UK: Court of Appeal Reverses Decision of High Court and Rules That Consequential Losses are Recoverable Under the Riot (Damages) Act 1886

    In Mitsui Sumitomo Insurance Co (Europe) Ltd and Anor v The Mayor’s Office For Policing And Crime [2014] EWCA Civ 682, the Court of Appeal has handed down a landmark decision on the recoverability of consequential losses under s2(1) of the Riot (Damages) Act 1886 (the “Act”).

    In September last year, the High Court confirmed that the Act was not intended to cover anything other than physical damage to property. Therefore consequential losses were not recoverable (see our blog on this decision here).

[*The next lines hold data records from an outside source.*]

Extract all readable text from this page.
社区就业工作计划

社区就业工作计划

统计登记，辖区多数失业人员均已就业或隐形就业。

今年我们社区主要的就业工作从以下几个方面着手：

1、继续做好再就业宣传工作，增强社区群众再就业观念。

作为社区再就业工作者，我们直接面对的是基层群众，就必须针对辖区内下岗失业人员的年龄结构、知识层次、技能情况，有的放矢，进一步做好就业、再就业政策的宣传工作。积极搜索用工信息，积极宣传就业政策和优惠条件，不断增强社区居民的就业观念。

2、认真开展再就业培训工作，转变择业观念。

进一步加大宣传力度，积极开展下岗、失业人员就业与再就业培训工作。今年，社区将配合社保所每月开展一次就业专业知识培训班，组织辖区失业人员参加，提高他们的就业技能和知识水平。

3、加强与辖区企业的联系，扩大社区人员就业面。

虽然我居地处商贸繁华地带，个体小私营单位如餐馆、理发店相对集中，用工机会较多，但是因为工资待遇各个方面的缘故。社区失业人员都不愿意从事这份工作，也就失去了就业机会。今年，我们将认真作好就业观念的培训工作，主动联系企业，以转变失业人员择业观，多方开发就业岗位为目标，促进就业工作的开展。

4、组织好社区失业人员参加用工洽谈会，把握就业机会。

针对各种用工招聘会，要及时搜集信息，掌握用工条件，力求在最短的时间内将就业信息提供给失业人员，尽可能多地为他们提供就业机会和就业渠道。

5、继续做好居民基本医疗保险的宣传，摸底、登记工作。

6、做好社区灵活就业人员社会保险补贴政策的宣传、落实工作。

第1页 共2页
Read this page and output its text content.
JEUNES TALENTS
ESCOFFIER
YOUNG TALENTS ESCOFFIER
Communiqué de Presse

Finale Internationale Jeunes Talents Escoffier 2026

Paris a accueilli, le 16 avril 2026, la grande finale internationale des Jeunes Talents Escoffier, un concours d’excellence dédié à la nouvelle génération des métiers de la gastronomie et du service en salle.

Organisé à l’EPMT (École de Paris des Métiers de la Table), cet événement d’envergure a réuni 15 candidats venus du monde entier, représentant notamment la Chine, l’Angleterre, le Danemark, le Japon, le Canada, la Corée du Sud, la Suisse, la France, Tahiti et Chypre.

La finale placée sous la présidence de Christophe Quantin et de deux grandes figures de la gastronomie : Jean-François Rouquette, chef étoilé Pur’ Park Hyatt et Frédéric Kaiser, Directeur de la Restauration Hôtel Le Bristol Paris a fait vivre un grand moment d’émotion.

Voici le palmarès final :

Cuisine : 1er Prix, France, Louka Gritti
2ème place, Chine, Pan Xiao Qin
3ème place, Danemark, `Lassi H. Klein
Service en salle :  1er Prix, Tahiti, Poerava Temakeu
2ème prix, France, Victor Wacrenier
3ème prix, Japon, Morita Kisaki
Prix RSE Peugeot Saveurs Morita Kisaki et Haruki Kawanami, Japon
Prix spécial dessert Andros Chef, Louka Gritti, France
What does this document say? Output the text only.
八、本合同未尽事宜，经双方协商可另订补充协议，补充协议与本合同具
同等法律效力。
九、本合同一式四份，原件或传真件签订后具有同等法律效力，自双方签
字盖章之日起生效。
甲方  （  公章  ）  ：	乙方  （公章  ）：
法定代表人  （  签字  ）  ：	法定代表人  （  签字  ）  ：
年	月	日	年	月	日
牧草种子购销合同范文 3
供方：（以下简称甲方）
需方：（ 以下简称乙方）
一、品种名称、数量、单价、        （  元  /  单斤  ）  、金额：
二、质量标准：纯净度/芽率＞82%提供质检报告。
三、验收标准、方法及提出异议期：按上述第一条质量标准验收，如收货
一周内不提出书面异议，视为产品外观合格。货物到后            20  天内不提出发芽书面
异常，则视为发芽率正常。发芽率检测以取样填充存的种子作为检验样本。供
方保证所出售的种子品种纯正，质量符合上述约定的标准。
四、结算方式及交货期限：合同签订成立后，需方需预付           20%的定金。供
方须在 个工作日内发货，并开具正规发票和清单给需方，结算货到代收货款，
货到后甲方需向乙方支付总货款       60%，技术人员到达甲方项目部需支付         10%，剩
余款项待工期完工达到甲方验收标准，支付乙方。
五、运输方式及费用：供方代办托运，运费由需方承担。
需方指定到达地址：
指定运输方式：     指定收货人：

    The claimants’ cross-appeal was successful on the issue of damages as the Court of Appeal held that the judgment of the High Court erred in its interpretation of s.2(1) of the Act and consequential losses were recoverable by the insurers.

    It was held that on the plain wording of s.2(1) of the Act, nothing supports the proposition that the loss sustained cannot include consequential losses caused by the injury or destruction of the property. Looking at the historical and legal background to the Act, Lord Justice Moore-Bick stated that historically, those who suffered property damage as a result of riotous and tumultuous behavior would have been able to recover damages for all their loss. The rationale behind this approach is enshrined in previous case law. The Court has held that losses which are a necessary or immediate consequence of a riot are recoverable. A consequential loss, such as damage to furniture, is not distinct from damage to the property itself, and is therefore recoverable. This is obviously subject to the usual common law rules of causation and remoteness. Moore-Bick LJ saw nothing in the Act to indicate that Parliament intended to change the law so as to deprive claimants of the right to compensation for loss consequent on physical damage.

    The Court of Appeal concluded that the purpose of the Act was remedial so it deserves a liberal interpretation. Moore-Bick LJ acknowledged that this decision may seem unfair and unwarranted yet it was for Parliament, and not the courts, to amend or remove the Act.

    This judgment provides insurers the opportunity to recover business interruption and other consequential losses that resulted from the August 2011 riots.